December corn and September contracts of all three wheats took back part of Monday’s losses in a holiday-shortened session, marked by light volume. November soybeans ended down 5 1/4 cents with concerns about China’s new soybean tariff, set for July 6.
Midday: Wheat is seeing some double-digit gains at midday bouncing back from the Monday sell off.
CORN
Corn trade is 5 to 6 cents higher at midday; support is noted coming from the weekly conditions decline and buying due to oversold conditions going into the holiday break. Black Sea corn remains mostly dry into July and U.S. weather warms up the next few days with trade focused on temps into midmonth with back and forth action and forecasts with moisture around.
Ethanol board margins remain strong, which should boost corn usage into the second half of summer with ethanol futures rebounding slightly. Corn basis has been flat to firmer in recent days with the lower board.
The weekly crop progress showed conditions down 1 percentage point to 76% good to excellent, and 6% poor to very poor, with 17% silking, 9% ahead of average. This remains record high type rating numbers.
On the September chart we remain below the 10-day, at $3.59 which is now nearby resistance, and then the 20-day at $3.68 1/2. Support is in the $3.44 1/2 to the $3.46 3/4 area which is the lower Bollinger Band and the contract low printed yesterday respectively. Reminder we close at noon, then open back up at 8:30 Thursday morning in celebration of Independence Day.
SOYBEANS
Soybean trade is 3 to 4 cents lower in quiet midday trade with the action still awaiting tariffs on Friday. Meal is flat to $1 lower, and mixed on oil. Brazil remains at a stout premium to U.S. origin. Bean basis has remained steady to firmer with processors taking the lead.
Widespread rains should boost near term growth with the heat to follow, and the main reproductive season still a ways out. There has been talk of further cancellations of outstanding sales to China.
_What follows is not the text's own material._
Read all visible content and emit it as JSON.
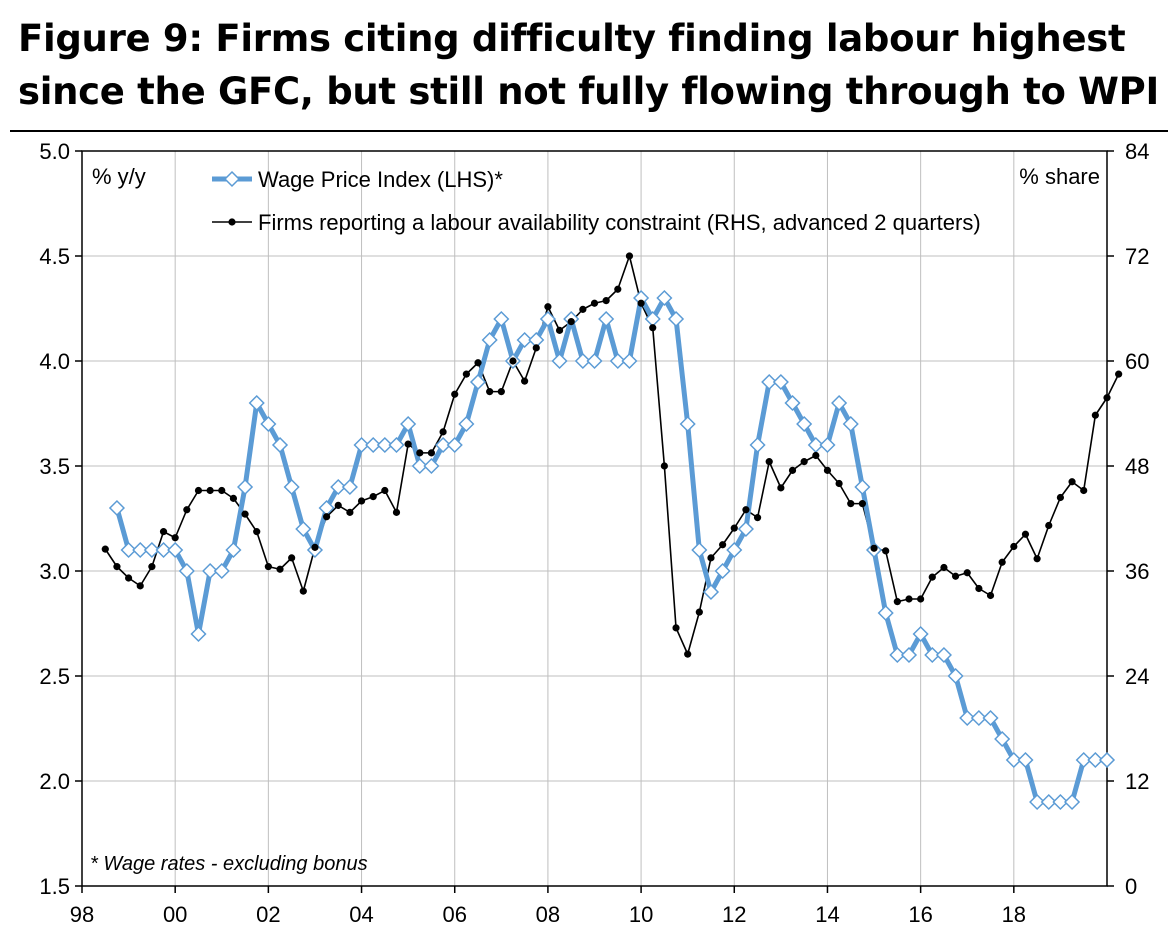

Weekly crop progress showed conditions down 2 percentage points to 71% good to excellent, and 6% poor to very poor, with blooming at 27%, 14% ahead of average.
On the August chart support is at lower Bollinger Band at 8.22 and resistance the 10-day at $8.74.
WHEAT
Wheat trade is 10 to 14 cents higher at midday with trade trying to bounce back from the collapse on Monday; Kansas City wheat has been gaining on Chicago so far this morning. Harvest progress for Kansas should pick up this week with the warmer and drier weather for western Kansas, and some quality concerns from recent rain as well as hail losses.
Spring wheat should see good progress with Canada remaining drier. Russia remains dry in the winter wheat growing areas with early harvest yields down solidly from last year, along with yield concerns in continental Europe. HRW basis has remains solid ahead of the anticipated harvest protein improvement and board weakness.
Weekly crop progress showed harvest at 51% complete for winter wheat vs. 49% on average, with 37% good to excellent, and 34% poor to very poor. Spring wheat was unchanged at 77% good to excellent, and 8% poor to very poor with heading at 58%, 10% ahead of average.
On the September chart Kansas City is back below the 10-day at $4.88 and $4.70 1/4 becoming support as the fresh low.